Трудно было признаться самому себе, до чего ему хотелось, чтобы мать оставалась рядом. Стоило ей сесть на стул у его кровати, как все делалось чуточку лучше, нежели когда он был один, зачастую – и значительно лучше, и все же он пока сдерживался и не доверялся ей, как-то не мог себя заставить рассказать ей, до чего боится, если начинает думать о своем пресеченном, унылом будущем, о долгих годах покинутости любовью, какие перед ним маячили, обо всех детских страхах и жалости к себе, что прозвучали бы столь бессмысленно, произнеси он их вслух, и потому он продолжал почти ничего не говорить о себе, а мать не нажимала, чтобы он говорил больше. По большому счету, вероятно, и не было бы разницы, говорит он или нет, поскольку с почти полной уверенностью можно было рассчитывать на то, что она и так знает, о чем он думает, она же всегда как-то это знала, еще с тех пор, как он был маленьким, знала она, есть ли разница теперь, когда он уже в средней школе?
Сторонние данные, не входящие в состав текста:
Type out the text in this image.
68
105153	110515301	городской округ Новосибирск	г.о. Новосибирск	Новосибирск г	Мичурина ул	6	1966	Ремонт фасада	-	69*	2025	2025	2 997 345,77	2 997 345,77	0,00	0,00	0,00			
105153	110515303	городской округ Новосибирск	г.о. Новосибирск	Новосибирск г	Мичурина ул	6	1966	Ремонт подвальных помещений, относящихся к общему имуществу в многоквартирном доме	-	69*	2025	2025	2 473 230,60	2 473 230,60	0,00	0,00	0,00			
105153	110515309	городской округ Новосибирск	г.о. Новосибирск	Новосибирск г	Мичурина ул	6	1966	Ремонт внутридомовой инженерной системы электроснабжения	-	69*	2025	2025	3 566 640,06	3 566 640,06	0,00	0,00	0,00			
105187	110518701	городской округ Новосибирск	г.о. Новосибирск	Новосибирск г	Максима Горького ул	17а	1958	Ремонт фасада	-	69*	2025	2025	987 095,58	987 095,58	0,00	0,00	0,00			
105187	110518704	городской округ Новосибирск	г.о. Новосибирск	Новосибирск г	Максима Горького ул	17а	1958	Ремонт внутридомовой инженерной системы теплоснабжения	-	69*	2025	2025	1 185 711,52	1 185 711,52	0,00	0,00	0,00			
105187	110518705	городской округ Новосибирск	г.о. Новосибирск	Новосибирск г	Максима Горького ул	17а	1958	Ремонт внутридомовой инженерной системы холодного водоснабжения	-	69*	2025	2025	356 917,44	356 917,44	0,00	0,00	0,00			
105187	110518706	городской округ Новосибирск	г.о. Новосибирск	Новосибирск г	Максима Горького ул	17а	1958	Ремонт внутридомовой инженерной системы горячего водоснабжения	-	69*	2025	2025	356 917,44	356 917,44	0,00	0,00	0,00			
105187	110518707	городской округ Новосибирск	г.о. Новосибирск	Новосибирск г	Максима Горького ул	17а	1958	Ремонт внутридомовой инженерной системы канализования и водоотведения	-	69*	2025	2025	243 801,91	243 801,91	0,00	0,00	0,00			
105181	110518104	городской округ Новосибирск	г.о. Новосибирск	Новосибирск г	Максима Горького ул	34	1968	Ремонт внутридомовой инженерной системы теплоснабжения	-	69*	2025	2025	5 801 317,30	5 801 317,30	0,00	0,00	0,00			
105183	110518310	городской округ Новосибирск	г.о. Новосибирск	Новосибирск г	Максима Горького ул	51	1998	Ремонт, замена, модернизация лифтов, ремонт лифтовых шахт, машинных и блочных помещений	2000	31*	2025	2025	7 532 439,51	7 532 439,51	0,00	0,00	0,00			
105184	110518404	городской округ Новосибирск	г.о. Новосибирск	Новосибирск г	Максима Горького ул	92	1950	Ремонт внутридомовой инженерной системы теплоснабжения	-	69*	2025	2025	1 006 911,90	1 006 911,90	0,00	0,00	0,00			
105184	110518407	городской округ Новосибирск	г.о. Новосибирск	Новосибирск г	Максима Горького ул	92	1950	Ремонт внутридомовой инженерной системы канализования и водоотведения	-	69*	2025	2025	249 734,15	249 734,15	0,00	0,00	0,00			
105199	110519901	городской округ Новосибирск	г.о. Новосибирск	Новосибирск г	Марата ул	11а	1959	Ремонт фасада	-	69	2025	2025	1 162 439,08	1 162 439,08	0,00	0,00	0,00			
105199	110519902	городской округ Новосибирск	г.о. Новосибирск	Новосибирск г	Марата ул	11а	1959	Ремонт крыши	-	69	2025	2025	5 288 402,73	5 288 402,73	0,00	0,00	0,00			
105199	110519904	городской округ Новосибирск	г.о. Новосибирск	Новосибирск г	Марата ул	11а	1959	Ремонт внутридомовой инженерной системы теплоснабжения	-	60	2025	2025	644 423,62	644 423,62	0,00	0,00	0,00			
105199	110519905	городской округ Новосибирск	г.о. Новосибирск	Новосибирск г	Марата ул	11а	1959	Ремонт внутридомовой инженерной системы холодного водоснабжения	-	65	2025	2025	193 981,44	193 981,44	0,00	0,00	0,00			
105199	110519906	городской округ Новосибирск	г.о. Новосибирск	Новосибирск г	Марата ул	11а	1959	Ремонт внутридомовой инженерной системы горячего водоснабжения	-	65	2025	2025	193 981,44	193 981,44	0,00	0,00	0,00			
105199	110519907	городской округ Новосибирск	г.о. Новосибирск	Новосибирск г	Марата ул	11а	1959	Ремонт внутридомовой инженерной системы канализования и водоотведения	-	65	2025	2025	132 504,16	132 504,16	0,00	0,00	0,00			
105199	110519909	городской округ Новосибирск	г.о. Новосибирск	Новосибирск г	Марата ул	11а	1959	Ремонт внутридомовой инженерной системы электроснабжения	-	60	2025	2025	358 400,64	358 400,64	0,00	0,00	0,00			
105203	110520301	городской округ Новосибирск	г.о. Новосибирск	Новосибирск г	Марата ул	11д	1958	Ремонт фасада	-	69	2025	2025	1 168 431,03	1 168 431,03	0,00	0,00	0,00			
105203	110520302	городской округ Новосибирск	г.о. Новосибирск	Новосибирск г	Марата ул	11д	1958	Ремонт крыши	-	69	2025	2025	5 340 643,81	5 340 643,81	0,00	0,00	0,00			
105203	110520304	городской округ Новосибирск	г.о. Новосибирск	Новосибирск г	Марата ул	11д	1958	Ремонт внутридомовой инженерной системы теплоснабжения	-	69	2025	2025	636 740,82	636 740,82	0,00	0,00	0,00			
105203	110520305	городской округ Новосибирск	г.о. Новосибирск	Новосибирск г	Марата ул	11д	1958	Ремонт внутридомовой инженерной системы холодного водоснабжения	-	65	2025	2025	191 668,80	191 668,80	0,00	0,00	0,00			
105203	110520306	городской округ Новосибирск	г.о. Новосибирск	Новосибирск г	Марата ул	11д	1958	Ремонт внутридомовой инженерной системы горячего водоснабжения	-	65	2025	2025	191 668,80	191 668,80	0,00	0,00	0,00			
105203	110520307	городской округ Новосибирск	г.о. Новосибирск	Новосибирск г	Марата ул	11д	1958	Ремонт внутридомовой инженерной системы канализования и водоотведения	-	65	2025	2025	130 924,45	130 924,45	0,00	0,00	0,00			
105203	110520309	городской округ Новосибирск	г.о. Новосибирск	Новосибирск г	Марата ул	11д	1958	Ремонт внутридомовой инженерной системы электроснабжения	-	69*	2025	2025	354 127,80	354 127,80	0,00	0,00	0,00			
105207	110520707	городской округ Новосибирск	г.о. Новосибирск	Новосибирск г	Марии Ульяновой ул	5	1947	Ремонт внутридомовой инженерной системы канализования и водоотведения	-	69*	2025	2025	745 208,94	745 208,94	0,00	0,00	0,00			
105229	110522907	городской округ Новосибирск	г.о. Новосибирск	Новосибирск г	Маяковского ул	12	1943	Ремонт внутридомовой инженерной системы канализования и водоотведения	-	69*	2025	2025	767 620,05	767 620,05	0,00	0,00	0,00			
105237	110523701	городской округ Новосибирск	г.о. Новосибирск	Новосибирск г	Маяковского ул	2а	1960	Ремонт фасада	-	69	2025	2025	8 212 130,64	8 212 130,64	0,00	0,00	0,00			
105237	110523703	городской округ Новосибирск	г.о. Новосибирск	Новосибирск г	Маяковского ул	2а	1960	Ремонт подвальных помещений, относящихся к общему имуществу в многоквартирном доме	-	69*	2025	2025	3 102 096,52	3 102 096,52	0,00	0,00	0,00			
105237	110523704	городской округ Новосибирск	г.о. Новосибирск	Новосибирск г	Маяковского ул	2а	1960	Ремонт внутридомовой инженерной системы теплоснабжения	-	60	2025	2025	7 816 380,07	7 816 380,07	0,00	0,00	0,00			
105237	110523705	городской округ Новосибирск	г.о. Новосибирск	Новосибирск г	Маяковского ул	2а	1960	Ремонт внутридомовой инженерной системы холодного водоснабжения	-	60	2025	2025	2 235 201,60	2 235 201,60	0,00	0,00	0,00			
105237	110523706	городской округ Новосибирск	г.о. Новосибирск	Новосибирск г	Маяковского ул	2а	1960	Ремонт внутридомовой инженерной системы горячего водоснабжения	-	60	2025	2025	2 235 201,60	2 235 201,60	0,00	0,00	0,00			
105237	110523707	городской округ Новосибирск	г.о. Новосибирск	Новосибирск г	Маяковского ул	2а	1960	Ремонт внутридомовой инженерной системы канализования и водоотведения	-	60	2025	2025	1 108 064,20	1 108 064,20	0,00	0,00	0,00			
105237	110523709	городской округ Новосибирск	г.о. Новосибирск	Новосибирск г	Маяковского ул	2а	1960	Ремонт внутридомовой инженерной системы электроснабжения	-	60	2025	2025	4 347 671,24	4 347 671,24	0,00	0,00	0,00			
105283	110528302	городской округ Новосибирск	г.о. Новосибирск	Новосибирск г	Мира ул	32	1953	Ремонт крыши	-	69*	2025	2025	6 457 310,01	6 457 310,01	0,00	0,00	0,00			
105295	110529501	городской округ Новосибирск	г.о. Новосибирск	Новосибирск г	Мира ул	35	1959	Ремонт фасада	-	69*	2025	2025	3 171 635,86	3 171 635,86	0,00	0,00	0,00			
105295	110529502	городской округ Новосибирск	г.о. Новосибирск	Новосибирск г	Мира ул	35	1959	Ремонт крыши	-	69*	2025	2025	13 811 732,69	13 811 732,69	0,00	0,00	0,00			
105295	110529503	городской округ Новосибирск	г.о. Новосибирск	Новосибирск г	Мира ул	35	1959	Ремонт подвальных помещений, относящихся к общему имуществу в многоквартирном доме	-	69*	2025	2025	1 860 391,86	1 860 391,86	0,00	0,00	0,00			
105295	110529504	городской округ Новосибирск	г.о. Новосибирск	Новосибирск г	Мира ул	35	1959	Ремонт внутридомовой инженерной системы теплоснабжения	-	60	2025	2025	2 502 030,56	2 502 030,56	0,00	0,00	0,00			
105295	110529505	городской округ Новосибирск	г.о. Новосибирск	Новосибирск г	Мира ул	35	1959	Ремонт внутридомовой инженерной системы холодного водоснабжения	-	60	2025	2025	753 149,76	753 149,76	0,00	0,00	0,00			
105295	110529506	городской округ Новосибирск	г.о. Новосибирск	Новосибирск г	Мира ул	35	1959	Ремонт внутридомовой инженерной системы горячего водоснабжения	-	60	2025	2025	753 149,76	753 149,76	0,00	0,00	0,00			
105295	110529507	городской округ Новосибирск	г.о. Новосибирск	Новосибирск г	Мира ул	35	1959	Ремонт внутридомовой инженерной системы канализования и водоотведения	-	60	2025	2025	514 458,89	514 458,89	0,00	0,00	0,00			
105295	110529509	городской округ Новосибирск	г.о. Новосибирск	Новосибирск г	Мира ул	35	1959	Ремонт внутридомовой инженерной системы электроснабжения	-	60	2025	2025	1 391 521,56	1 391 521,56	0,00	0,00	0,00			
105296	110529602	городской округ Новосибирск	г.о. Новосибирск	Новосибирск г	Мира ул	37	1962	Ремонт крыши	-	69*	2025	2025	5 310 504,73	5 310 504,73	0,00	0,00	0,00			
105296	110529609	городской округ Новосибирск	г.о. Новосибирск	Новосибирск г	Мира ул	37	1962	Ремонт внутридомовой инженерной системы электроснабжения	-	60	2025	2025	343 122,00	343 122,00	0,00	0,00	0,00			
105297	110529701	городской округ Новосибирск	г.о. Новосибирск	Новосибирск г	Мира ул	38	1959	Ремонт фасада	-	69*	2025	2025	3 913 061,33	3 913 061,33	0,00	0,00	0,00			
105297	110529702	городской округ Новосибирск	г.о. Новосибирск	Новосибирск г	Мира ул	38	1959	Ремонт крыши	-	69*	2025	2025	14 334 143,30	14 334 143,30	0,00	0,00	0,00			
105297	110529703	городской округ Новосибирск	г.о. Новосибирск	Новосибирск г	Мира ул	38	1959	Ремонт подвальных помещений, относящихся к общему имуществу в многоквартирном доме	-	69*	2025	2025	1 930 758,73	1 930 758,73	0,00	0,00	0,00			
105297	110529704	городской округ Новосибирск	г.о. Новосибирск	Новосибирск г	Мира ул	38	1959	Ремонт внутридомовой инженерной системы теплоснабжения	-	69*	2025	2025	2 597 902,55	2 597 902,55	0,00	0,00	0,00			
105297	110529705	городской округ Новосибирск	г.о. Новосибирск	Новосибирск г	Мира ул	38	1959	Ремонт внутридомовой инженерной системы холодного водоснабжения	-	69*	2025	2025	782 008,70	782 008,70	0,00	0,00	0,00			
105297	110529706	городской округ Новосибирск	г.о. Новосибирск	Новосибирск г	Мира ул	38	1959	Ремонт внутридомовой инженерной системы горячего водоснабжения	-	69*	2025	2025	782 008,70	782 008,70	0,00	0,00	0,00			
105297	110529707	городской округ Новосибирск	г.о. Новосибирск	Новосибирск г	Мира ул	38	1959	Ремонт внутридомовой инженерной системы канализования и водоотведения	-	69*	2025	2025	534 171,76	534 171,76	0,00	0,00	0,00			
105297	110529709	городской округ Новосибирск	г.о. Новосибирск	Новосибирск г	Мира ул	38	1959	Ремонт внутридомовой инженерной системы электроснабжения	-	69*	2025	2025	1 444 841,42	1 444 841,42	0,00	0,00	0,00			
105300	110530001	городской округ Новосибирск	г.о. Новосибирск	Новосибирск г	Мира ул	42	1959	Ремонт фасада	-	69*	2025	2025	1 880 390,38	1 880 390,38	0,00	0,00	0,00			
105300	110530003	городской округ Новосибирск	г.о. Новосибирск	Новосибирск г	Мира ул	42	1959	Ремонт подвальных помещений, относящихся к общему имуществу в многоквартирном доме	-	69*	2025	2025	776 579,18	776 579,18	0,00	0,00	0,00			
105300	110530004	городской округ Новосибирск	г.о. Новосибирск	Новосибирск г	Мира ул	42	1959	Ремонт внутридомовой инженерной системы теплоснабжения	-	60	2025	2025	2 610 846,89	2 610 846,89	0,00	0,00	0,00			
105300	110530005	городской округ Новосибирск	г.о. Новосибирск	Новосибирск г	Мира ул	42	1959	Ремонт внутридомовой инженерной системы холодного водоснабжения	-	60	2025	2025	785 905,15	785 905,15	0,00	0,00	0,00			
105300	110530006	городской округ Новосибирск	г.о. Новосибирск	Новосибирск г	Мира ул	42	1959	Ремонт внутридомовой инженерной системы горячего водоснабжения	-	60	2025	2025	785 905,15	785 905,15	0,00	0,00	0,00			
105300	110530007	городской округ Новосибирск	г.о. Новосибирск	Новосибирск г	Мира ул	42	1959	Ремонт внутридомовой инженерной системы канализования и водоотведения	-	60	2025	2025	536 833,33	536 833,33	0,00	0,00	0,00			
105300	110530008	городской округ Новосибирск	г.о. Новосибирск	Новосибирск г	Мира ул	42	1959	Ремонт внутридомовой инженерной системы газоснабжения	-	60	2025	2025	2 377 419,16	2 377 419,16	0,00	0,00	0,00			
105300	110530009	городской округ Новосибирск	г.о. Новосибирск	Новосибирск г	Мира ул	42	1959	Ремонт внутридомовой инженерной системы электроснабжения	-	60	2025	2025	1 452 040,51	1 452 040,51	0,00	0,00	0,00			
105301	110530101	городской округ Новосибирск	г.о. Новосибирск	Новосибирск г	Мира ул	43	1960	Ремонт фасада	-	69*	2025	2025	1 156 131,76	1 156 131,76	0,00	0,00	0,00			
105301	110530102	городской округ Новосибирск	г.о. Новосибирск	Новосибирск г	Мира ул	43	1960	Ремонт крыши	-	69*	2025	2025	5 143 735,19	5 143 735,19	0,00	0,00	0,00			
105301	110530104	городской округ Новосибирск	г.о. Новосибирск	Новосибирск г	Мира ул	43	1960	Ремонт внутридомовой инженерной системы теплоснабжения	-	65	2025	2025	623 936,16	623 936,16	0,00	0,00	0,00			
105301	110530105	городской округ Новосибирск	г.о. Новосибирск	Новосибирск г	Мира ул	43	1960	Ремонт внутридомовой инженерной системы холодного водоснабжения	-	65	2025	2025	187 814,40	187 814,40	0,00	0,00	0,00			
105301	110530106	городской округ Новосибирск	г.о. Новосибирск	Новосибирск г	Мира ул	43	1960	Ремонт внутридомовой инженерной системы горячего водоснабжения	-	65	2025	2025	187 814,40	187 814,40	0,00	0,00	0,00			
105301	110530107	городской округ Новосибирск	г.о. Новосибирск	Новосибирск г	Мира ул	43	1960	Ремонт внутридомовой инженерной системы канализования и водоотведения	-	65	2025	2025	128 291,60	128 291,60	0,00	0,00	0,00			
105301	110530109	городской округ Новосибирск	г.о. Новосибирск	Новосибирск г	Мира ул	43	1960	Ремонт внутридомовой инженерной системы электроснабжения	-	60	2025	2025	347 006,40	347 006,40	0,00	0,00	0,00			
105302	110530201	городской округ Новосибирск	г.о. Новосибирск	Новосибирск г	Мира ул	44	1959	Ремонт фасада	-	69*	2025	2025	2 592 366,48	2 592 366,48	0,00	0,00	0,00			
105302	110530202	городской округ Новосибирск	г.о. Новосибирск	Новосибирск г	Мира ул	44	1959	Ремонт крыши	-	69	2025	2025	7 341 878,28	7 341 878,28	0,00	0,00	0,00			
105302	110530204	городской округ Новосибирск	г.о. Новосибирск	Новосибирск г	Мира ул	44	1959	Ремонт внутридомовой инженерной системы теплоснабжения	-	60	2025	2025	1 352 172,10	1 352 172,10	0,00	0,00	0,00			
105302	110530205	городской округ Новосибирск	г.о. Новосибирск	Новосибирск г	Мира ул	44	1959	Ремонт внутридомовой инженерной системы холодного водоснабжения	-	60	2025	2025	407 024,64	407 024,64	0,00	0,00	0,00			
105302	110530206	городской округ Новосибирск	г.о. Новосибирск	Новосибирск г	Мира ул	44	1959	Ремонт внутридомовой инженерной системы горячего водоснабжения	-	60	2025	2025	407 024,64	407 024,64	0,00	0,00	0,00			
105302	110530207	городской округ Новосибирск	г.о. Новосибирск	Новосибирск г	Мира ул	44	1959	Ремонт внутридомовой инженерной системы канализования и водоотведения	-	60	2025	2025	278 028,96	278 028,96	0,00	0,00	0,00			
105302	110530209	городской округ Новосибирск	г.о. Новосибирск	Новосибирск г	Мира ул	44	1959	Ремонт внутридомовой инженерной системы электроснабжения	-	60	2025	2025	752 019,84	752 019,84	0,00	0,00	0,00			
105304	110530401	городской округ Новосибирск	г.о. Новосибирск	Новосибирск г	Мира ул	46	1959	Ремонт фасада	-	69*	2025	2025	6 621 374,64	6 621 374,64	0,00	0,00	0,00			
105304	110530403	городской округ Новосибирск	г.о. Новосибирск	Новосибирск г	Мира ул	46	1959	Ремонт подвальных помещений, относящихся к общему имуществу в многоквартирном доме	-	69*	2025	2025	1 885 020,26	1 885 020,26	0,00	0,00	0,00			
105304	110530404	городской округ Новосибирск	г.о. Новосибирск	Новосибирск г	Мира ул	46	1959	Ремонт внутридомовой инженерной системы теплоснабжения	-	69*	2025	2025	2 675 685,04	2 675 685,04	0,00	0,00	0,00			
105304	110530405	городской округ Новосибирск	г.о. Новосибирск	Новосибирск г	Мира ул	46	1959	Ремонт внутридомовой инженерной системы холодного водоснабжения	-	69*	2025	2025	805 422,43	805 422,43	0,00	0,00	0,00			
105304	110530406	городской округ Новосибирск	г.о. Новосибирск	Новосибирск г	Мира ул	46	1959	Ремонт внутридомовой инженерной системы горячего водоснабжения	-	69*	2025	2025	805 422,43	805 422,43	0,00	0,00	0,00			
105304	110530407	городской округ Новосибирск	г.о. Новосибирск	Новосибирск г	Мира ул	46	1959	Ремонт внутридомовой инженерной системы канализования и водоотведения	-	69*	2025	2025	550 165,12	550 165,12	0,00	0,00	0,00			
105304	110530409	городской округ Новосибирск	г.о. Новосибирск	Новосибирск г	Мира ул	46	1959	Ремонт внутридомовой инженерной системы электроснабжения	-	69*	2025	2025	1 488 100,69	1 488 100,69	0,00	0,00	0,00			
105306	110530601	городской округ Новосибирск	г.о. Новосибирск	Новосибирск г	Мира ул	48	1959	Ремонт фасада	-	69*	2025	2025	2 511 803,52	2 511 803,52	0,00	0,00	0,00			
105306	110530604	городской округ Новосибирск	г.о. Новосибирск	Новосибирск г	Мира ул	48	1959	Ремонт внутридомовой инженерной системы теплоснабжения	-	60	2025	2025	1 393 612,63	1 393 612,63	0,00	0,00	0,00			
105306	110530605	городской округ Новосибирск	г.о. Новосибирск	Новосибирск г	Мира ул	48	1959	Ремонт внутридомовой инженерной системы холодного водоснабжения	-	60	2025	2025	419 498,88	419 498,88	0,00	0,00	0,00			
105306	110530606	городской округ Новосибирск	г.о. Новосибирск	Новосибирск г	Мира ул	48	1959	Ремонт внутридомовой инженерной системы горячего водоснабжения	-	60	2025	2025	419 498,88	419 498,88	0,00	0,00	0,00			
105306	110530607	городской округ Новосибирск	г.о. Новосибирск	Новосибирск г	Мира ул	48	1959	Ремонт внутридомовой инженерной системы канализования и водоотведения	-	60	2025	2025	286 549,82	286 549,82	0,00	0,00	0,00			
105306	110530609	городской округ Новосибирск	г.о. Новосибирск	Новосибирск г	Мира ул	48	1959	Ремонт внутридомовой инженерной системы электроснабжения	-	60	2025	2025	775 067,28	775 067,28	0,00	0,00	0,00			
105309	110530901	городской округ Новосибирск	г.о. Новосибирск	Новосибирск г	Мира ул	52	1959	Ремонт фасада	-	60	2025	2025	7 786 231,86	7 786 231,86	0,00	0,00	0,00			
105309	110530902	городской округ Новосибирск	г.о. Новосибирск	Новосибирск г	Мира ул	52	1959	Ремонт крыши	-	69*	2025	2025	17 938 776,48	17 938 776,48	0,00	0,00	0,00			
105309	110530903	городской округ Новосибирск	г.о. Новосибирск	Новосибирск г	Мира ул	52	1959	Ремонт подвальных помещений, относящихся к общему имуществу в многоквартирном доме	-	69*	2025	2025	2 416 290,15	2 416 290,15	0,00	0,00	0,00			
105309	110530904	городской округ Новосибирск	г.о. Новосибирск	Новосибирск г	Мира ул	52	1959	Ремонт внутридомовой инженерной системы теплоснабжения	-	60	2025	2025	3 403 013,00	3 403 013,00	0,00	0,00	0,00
Тем не менее и кроме него самого им находилось о чем поговорить, превыше прочего – о Франси и тайне ее нервного срыва, который они продолжали обсуждать все их последние дни в Вермонте, и теперь, когда Франси из этой больницы выписали и перевели в другую, в Нью-Джерси, что же с нею станется? Мать толком этого не понимала. Ей было известно лишь то, что ей сказал Гари, а смысла в этом никакого разобрать не могла, все неясно – кроме того, что неприятности, очевидно, копились уже какое-то время. Беспокойство из-за ее отца – вероятно. Неурядицы в семье – вероятно. Сожаления о том, что вышла замуж так рано, – вероятно. Все из перечисленного – или ничего. Больше всего ставило в тупик то, что Франси всегда казалась такой здоровой и крепкой. Брильянт радостного возбуждения, свет всеобщих очей. А теперь вот такое.

Бедная Франси, говорила мать. Моя любимая девочка болеет. Ее родня в трех тысячах миль отсюда, и никто о ней не позаботится. Значит, дело за мной, Арчи. Дома будем дня через два, а как только приедем, это станет моей новой задачей. Сделать все, чтобы Франси поправилась.

Фергусон спросил себя, способен ли кто-то еще, кроме его матери, выступить с таким возмутительным заявлением, намеренно пренебрегая возможностью того, что в выздоровлении Франси какую-то роль могут сыграть еще и психиатры, как будто любовь и настойчивость этой любви – единственное надежное средство от разбитого сердца. До чего безумно и невежественно говорить такое, что он не выдержал и рассмеялся, и как только смех вырвался у него из горла, он понял, что после аварии смеется впервые. Вот и молодец, подумал он. И мать тоже молодец, подумал он дальше, чье заявление заслуживало того, чтобы над ним посмеяться, хотя, смеясь над ним, он поступает неправильно, поскольку самое прекрасное в словах его матери – что она в них верит, верит каждой косточкой в своем теле, будто сил ей хватит, чтобы нести на своих плечах весь мир.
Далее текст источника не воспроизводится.